Née en 1958 à Gros-Morne en Martinique, Euzhan Palcy se passionne dès l’enfance pour le cinéma. La lecture à 14 ans du roman La Rue Cases-Nègres de Joseph Zobel est déterminante dans son parcours. Ce récit autobiographique du quotidien d'un enfant noir et de sa grand-mère dans les plantations de canne à sucre en Martinique dans les années 1930 la confronte à un environnement familier qu’elle rêve de porter un jour à l’écran. Elle espère ainsi faire entendre sa voix et celles de ses compatriotes à une époque où les Noirs sont encore cantonnés à des rôles dégradants et à des représentations racistes.
Déterminée, elle réalise à 17 ans le téléfilm La Messagère pour la télévision française de Martinique puis s’envole pour Paris où, encouragée par son père, elle mène de front des études de lettres et théâtre à la Sorbonne et une formation de directrice de la photographie à l’École nationale supérieure Louis-Lumière.

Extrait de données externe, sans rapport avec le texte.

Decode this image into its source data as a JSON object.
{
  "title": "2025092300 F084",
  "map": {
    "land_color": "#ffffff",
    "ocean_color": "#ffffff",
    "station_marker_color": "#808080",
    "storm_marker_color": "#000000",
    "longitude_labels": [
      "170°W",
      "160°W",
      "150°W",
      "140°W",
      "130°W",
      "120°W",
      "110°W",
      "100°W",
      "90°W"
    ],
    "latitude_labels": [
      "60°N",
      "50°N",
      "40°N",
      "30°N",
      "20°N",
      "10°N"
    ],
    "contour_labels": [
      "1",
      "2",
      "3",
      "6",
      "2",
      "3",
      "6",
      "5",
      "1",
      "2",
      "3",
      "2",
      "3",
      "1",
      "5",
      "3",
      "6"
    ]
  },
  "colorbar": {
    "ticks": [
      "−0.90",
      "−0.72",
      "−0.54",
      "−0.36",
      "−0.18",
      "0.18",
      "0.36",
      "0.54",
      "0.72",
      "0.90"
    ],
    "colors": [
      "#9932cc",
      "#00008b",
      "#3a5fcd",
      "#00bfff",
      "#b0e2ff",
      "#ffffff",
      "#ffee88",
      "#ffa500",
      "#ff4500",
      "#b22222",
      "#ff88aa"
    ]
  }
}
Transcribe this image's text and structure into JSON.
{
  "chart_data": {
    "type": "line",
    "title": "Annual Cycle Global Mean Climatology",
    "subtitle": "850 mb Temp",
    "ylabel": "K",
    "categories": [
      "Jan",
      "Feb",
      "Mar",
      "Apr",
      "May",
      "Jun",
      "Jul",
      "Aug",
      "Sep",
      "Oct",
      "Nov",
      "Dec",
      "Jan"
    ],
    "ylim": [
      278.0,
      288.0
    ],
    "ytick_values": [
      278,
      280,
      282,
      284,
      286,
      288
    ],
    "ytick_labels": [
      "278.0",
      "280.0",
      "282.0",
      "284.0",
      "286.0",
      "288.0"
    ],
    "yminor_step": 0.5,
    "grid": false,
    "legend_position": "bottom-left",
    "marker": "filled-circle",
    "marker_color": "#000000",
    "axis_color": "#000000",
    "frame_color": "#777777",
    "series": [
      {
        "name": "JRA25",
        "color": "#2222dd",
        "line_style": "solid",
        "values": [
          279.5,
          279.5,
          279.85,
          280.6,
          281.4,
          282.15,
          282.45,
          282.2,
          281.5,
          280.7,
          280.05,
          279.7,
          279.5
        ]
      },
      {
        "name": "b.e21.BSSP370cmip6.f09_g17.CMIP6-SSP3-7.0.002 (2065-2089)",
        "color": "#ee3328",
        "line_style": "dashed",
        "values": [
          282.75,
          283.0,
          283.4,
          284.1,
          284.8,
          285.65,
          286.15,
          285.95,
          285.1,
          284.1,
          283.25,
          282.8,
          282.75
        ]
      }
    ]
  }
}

Après avoir fait ses armes en tant qu’assistante sur plusieurs films, elle est en 1981 la première cinéaste originaire des Antilles à recevoir l’avance sur recettes du CNC. L’année suivante, elle réalise son rêve d’adolescente et signe son premier long-métrage, Rue Cases-Nègres, adapté du livre de Joseph Zobel. Le film est un succès et récolte à travers le monde une vingtaine de prix. Parmi ceux-ci, le César de la meilleure première œuvre, une première pour une femme cinéaste, qui plus est noire.
Repérée par Hollywood, elle traverse l’Atlantique et est invitée en 1985 par Robert Redford à développer son nouveau projet aux ateliers d'écriture et de mise en scène de Sundance, son festival consacré au cinéma indépendant américain. Elle adapte une nouvelle fois un roman, le best-seller anti-apartheid Une saison blanche et sèche d'André Brink, dans lequel un enseignant blanc prend peu à peu conscience de la violence du régime ségrégationniste lorsque le jardinier noir de l’école où il travaille est arrêté pour avoir voulu enquêter sur la mort de son fils. Pour ce film sorti en 1989 – à une époque où Nelson Mandela est encore prisonnier des gêoles sud-africaines –, elle dirige un prestigieux casting composé de Zakes Mokae, Donald Sutherland, Susan Sarandon et Marlon Brando, faisant d’elle la seule femme à avoir dirigé Brando (nommé pour l’occasion à l’Oscar du meilleur second rôle) ainsi que la première cinéaste noire produite par une major (la MGM).
Constatant que la représentation des Noirs à l’écran n’a toujours pas évolué, elle décide d’opérer un retour aux sources et de célébrer les Antilles avec Siméon (1992), conte musical porté par la musique du groupe Kassav’. S’ensuit une trilogie documentaire intitulée Aimé Césaire, une voix pour l’histoire (1995), consacrée à celui qu’elle considère comme son père spirituel.
Sa carrière se poursuit à la télévision, avec le téléfilm Disney Le combat de Ruby Bridges, l’histoire vraie d’une écolière noire qui fréquenta en 1960 un établissement réservé aux blancs ; le téléfilm documentaire Parcours de dissidents sur l’histoire méconnue des résistants antillais pendant la Seconde Guerre mondiale ; ou encore la mini-série Les Mariées de l’Isle Bourbon, qui revient sur un autre événement oublié : celui du mariage forcé de trois femmes à des ex-patriotes français au XVIIème siècle sur l’île de la Réunion.
En 2021 aux César, Jean-Pascal Zadi la cite dans son discours lorsqu’il obtient le prix du Meilleur espoir masculin, remerciant celles et ceux qui ont “ouvert la brèche”. Le 19 novembre 2022, Euzhan Palcy est récompensée par un Oscar d'honneur, couronnant son parcours exceptionnel. Elle devient la deuxième réalisatrice française, après Agnès Varda, à recevoir une telle reconnaissance.